E’ comprensibile che quando una malattia è grave e senza speranza il soggetto, e i suoi familiari, si adoperino in ogni modo per cercare di sfuggire a un destino così crudele. Possibile che ci si debba rassegnare, che non ci sia proprio nulla da fare? Sono domande che generano una grande angoscia e molta rabbia. Così, quando la scienza si ritira ammettendo la sua impotenza, può nascere l’idea di rivolgersi a farmaci e personaggi discutibili non tanto con la certezza di ottenere qualcosa ma almeno con la speranza e la consapevolezza di avere fatto tutto quello che era umanamente possibile. 

 

Ho un’esperienza personale di questo fatto ed ho partecipato di persona alla ricerca di qualcosa di miracoloso che sapesse interrompere un percorso già scritto. Al tempo di cui parlo, l’inizio dei lontani anni 70, il miracolo, o meglio la speranza, era rappresentato dal Siero di Bonifacio. Alcuni più anzi ricorderanno questo intruglio di feci e urine di capra ideato dal veterinario Liborio Bonifacio e basato sul principio che le capre non si ammalavano di cancro. 

 

Erano i tempi di cui di cancro si moriva e i mezzi di diagnosi e soprattutto di cura erano ancora abbastanza primitivi, o almeno lontani dalle capacità diagnostiche e terapeutiche attuali che hanno portato alcuni tumori, un tempo mortali come quello del seno, alla stregua di malattia curabile con guarigioni che sfiorano il 90%.

 

Furono raccolti da donazioni private 25 milioni di lire per far si che il prodotto fosse commercializzato e sulla spinta della popolazione e della speranza fu autorizzata anche una sperimentazione che però non confermò i benefici della terapia. Gli anni 60 era gli anni in cui dire cancro voleva dire morte certa ed ogni tentativo, sia pure con una grande dose di incertezza come questo, poteva anche essere considerato plausibile. Alcuni pazienti trattati con questo siero morirono anticipatamente e gli altri non ebbero nessun miglioramento. Nonostante questo il figlio dell’inventore ha comunque brevettato il siero con il nome di Oncoclastina Bonifacio.  


Negli anni 90 l’attenzione si appuntò su Luigi di Bella ed il suo metodo anticancro con una infusione di diverse sostanze, farmaci ormoni e vitamine secondo una teoria che proponeva di impedire la formazione delle metastasi. Dichiarò di aver curato molti malati ma l’analisi dei suoi dati, le cartelle dei pazienti curati in suo possesso, risultarono incompleti e mancanti di molti dati sia sulla sicura  diagnosi di partenza che sulla sopravvivenza dopo la cura. Furono  tuttavia commissionati dal Ministero diversi studi che dettero, anche in questo caso, un risultato inequivocabile negando al metodo un particolare efficacia contro la malattia.

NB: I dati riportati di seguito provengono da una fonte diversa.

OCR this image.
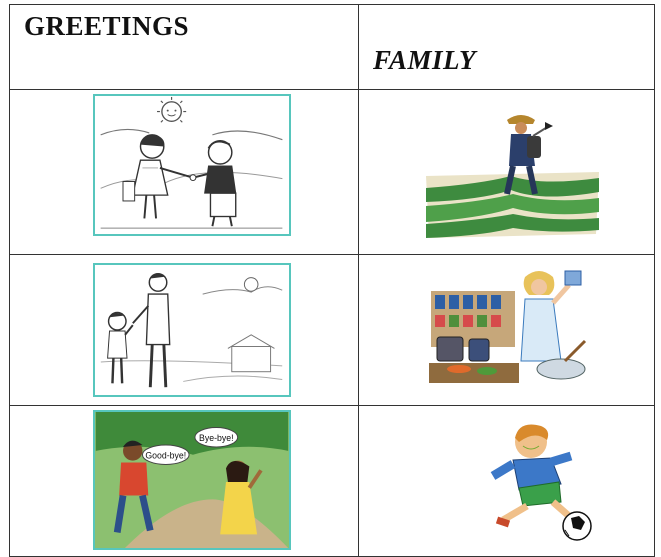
GREETINGS	FAMILY

Good-bye!
Bye-bye!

Ci sono stati anche casi eclatanti più recenti come quelli  di tre giovani donne (a Padova, Rimini e Cagliari) morte per aver rifiutato la chemioterapia che poteva salvarle in favore di metodi dei medici tedeschi Ryke Geerd (l’origine del cancro dovuto a un conflitto interiore con se stessi!) e Max Gerson (dieta di vitamine estratte dalle piante e clisteri di caffe!!).


Infine è notizia di questi giorni l’arresto di Davide Vannoni, il finto medico ideatore del metodo Stamina che dovrebbe curare alcune gravi patologie neurodegenerative tramite la somministrazione di cellule staminali. Vannoni era già stato condannato a  22 mesi di carcere per somministrazione di sostanze nocive nel 2009 ed aveva spostato la sua sede operativa in  Georgia dove trattava con infusioni i suoi pazienti, tutti italiani paganti e reclutati attraverso l’Associazione Prostamina Life.  Cacciato da quel paese e tornato in Italia è stato arrestato mentre si organizzava per spostare la sua attività a Santo Domingo.


Se in anni lontani era più facile spiegare, da parte di pazienti affetti da malattie gravissime o fortemente invalidanti, il ricorso a queste terapie che non si possono nemmeno definire alternative, perché non lo sono, più difficile è spiegarlo oggi quando la medicina ha fatto passi da gigante nella cura dei tumori.  Questo comportamento dimostra che nel nostro paese continua ad esistere una cultura arcaica, primitiva, per cui quello che dice la scienza venga considerato meno attendibile di quello che prometta un guaritore, un ciarlatano, un qualunque imbonitore falsamente ammantato da scienziato. Spesso addirittura uno scienziato ostacolato da chissà quali poteri forti. Vannoni, ad esempio, pur presentandosi in camice bianco e facendosi chiamare dottore, era laureato in semiotica applicata alle ricerche di mercato. Eppure, come novello scienziato, vantava la scoperta della cura miracolosa delle cellule staminali e per la modica(!) cifra di 27.000 euro praticava le infusioni a pazienti disperati.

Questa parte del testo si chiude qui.